To reiterate a real-life example of upstream and downstream services, let’s consider a modern authentication flow. Nowadays, username and password pairs are rarely sufficient to secure digital service logins safely. Current authentication patterns often apply additional temporal and geographic checks, which may trigger additional authentication factors, like one-time passwords, additional biometric identification, or the use of the Google Authenticator app. Since upstream services trigger additional downstream APIs, this could be considered part of a stream or flow.

This example is evident within a Hypermedia Authentication API (HAAPI). A constraint of REST, hypermedia gives the client hyperlinks for further actions based on the current state. When used in an authentication flow, hypermedia can be a helpful way for a system to negotiate further actions throughout the login journey.

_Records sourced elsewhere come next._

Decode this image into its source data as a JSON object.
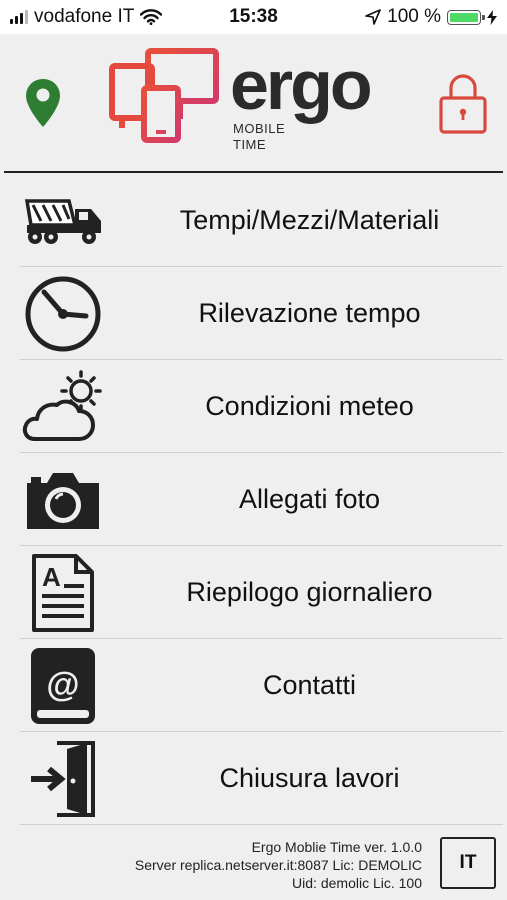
{
  "status_bar": {
    "carrier": "vodafone IT",
    "time": "15:38",
    "battery_text": "100 %",
    "battery_level": 1.0,
    "signal_bars_active": 3,
    "signal_bars_total": 4
  },
  "header": {
    "logo_word": "ergo",
    "logo_sub_line1": "MOBILE",
    "logo_sub_line2": "TIME",
    "logo_color": "#e5483c",
    "pin_color": "#2e7d32",
    "lock_color": "#d84a3f"
  },
  "menu": {
    "items": [
      {
        "label": "Tempi/Mezzi/Materiali",
        "icon": "truck-icon"
      },
      {
        "label": "Rilevazione tempo",
        "icon": "clock-icon"
      },
      {
        "label": "Condizioni meteo",
        "icon": "weather-icon"
      },
      {
        "label": "Allegati foto",
        "icon": "camera-icon"
      },
      {
        "label": "Riepilogo giornaliero",
        "icon": "document-icon"
      },
      {
        "label": "Contatti",
        "icon": "address-book-icon"
      },
      {
        "label": "Chiusura lavori",
        "icon": "exit-door-icon"
      }
    ]
  },
  "footer": {
    "version": "Ergo Moblie Time ver. 1.0.0",
    "server": "Server replica.netserver.it:8087 Lic: DEMOLIC",
    "uid": "Uid: demolic Lic. 100",
    "language": "IT"
  }
}
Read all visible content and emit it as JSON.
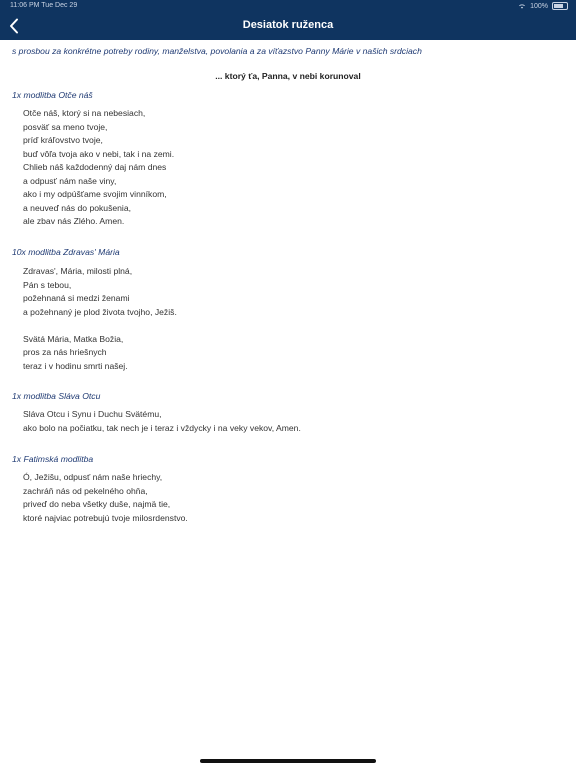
{
  "status_bar": {
    "time": "11:06 PM",
    "date": "Tue Dec 29",
    "battery": "100%"
  },
  "nav": {
    "title": "Desiatok ruženca",
    "back_icon": "chevron-left-icon"
  },
  "intro": "s prosbou za konkrétne potreby rodiny, manželstva, povolania a za víťazstvo Panny Márie v našich srdciach",
  "mystery": "... ktorý ťa, Panna, v nebi korunoval",
  "sections": [
    {
      "title": "1x modlitba Otče náš",
      "lines": [
        "Otče náš, ktorý si na nebesiach,",
        "posväť sa meno tvoje,",
        "príď kráľovstvo tvoje,",
        "buď vôľa tvoja ako v nebi, tak i na zemi.",
        "Chlieb náš každodenný daj nám dnes",
        "a odpusť nám naše viny,",
        "ako i my odpúšťame svojim vinníkom,",
        "a neuveď nás do pokušenia,",
        "ale zbav nás Zlého. Amen."
      ]
    },
    {
      "title": "10x modlitba Zdravas' Mária",
      "lines": [
        "Zdravas', Mária, milosti plná,",
        "Pán s tebou,",
        "požehnaná si medzi ženami",
        "a požehnaný je plod života tvojho, Ježiš."
      ],
      "lines2": [
        "Svätá Mária, Matka Božia,",
        "pros za nás hriešnych",
        "teraz i v hodinu smrti našej."
      ]
    },
    {
      "title": "1x modlitba Sláva Otcu",
      "lines": [
        "Sláva Otcu i Synu i Duchu Svätému,",
        "ako bolo na počiatku, tak nech je i teraz i vždycky i na veky vekov, Amen."
      ]
    },
    {
      "title": "1x Fatimská modlitba",
      "lines": [
        "Ó, Ježišu, odpusť nám naše hriechy,",
        "zachráň nás od pekelného ohňa,",
        "priveď do neba všetky duše, najmä tie,",
        "ktoré najviac potrebujú tvoje milosrdenstvo."
      ]
    }
  ],
  "colors": {
    "nav_background": "#0f3460",
    "section_title": "#1f3a73",
    "body_text": "#333333"
  }
}
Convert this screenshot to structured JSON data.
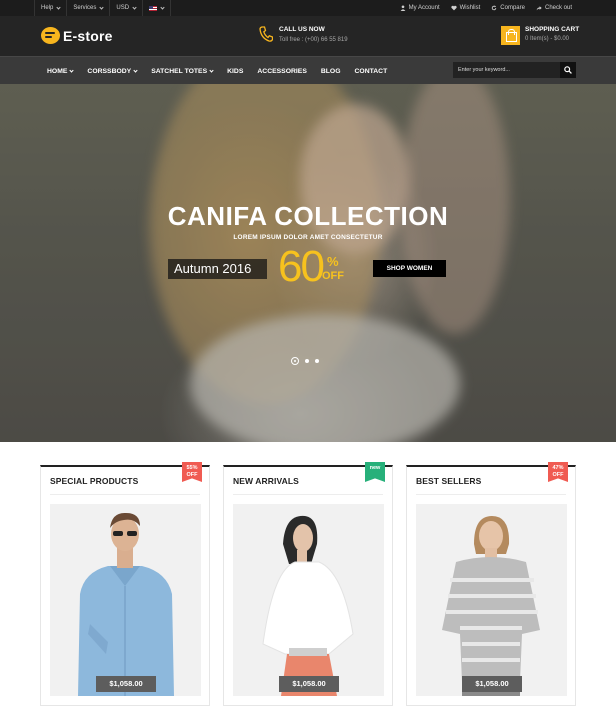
{
  "colors": {
    "accent": "#f7b51e",
    "header_bg": "#252525",
    "nav_bg": "#3a3a3a",
    "topbar_bg": "#1c1c1c",
    "sale_red": "#f05b52",
    "new_green": "#27b07a"
  },
  "topbar": {
    "left": [
      {
        "label": "Help",
        "icon": "chevron-down-icon"
      },
      {
        "label": "Services",
        "icon": "chevron-down-icon"
      },
      {
        "label": "USD",
        "icon": "chevron-down-icon"
      },
      {
        "label": "",
        "icon": "us-flag-icon"
      }
    ],
    "right": [
      {
        "label": "My Account",
        "icon": "user-icon"
      },
      {
        "label": "Wishlist",
        "icon": "heart-icon"
      },
      {
        "label": "Compare",
        "icon": "refresh-icon"
      },
      {
        "label": "Check out",
        "icon": "share-icon"
      }
    ]
  },
  "header": {
    "logo_text": "E-store",
    "call_title": "CALL US NOW",
    "call_number": "Toll free : (+00) 66 55 819",
    "cart_title": "SHOPPING CART",
    "cart_summary": "0 Item(s) - $0.00"
  },
  "nav": {
    "items": [
      {
        "label": "HOME",
        "dropdown": true
      },
      {
        "label": "CORSSBODY",
        "dropdown": true
      },
      {
        "label": "SATCHEL TOTES",
        "dropdown": true
      },
      {
        "label": "KIDS",
        "dropdown": false
      },
      {
        "label": "ACCESSORIES",
        "dropdown": false
      },
      {
        "label": "BLOG",
        "dropdown": false
      },
      {
        "label": "CONTACT",
        "dropdown": false
      }
    ],
    "search_placeholder": "Enter your keyword..."
  },
  "hero": {
    "title": "CANIFA COLLECTION",
    "subtitle": "LOREM IPSUM DOLOR AMET CONSECTETUR",
    "season": "Autumn 2016",
    "discount_number": "60",
    "discount_percent": "%",
    "discount_off": "OFF",
    "button": "SHOP WOMEN",
    "slides": 3,
    "active_slide": 1
  },
  "sections": [
    {
      "title": "SPECIAL PRODUCTS",
      "ribbon": "55% OFF",
      "ribbon_color": "red",
      "price": "$1,058.00",
      "image": "man-in-blue-denim-shirt"
    },
    {
      "title": "NEW ARRIVALS",
      "ribbon": "new",
      "ribbon_color": "green",
      "price": "$1,058.00",
      "image": "woman-in-white-cape-blouse"
    },
    {
      "title": "BEST SELLERS",
      "ribbon": "47% OFF",
      "ribbon_color": "red",
      "price": "$1,058.00",
      "image": "woman-in-striped-sweater"
    }
  ]
}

For example, consider a user attempting to log into an application using a social login API. The system notices the user’s IP address corresponds to a geographical region far away from their last login — it may even represent an impossible journey. The application then triggers a downstream service to apply additional verification, such as sending an on-time password with an SMS API. Another system inherits the value the user inputs and validates it with another server, all before authenticating the user and granting access to the end application.

Understanding Dependencies and Informed Development

All of this is not meant to suggest that dependencies are necessarily a bad thing. A dependency is simply a truth in modern development. However, it creates the need to fully understand both the dependencies of the systems that a developer chooses to integrate and the likely impact on future development and end-users.

Developers should make informed decisions as to what systems, libraries, and APIs they are building into their APIs. They should endeavor to make sure that these dependencies are well-documented and well-understood. This is not only sound advice for long-term internal development — it’s also good advice for the long-term customer and user satisfaction, as these dependencies will likely become central aspects for forking and development in the future.

A firm understanding of what is downstream and upstream of a given API implementation is key to long-term success, user and customer satisfaction, and the health of the industry.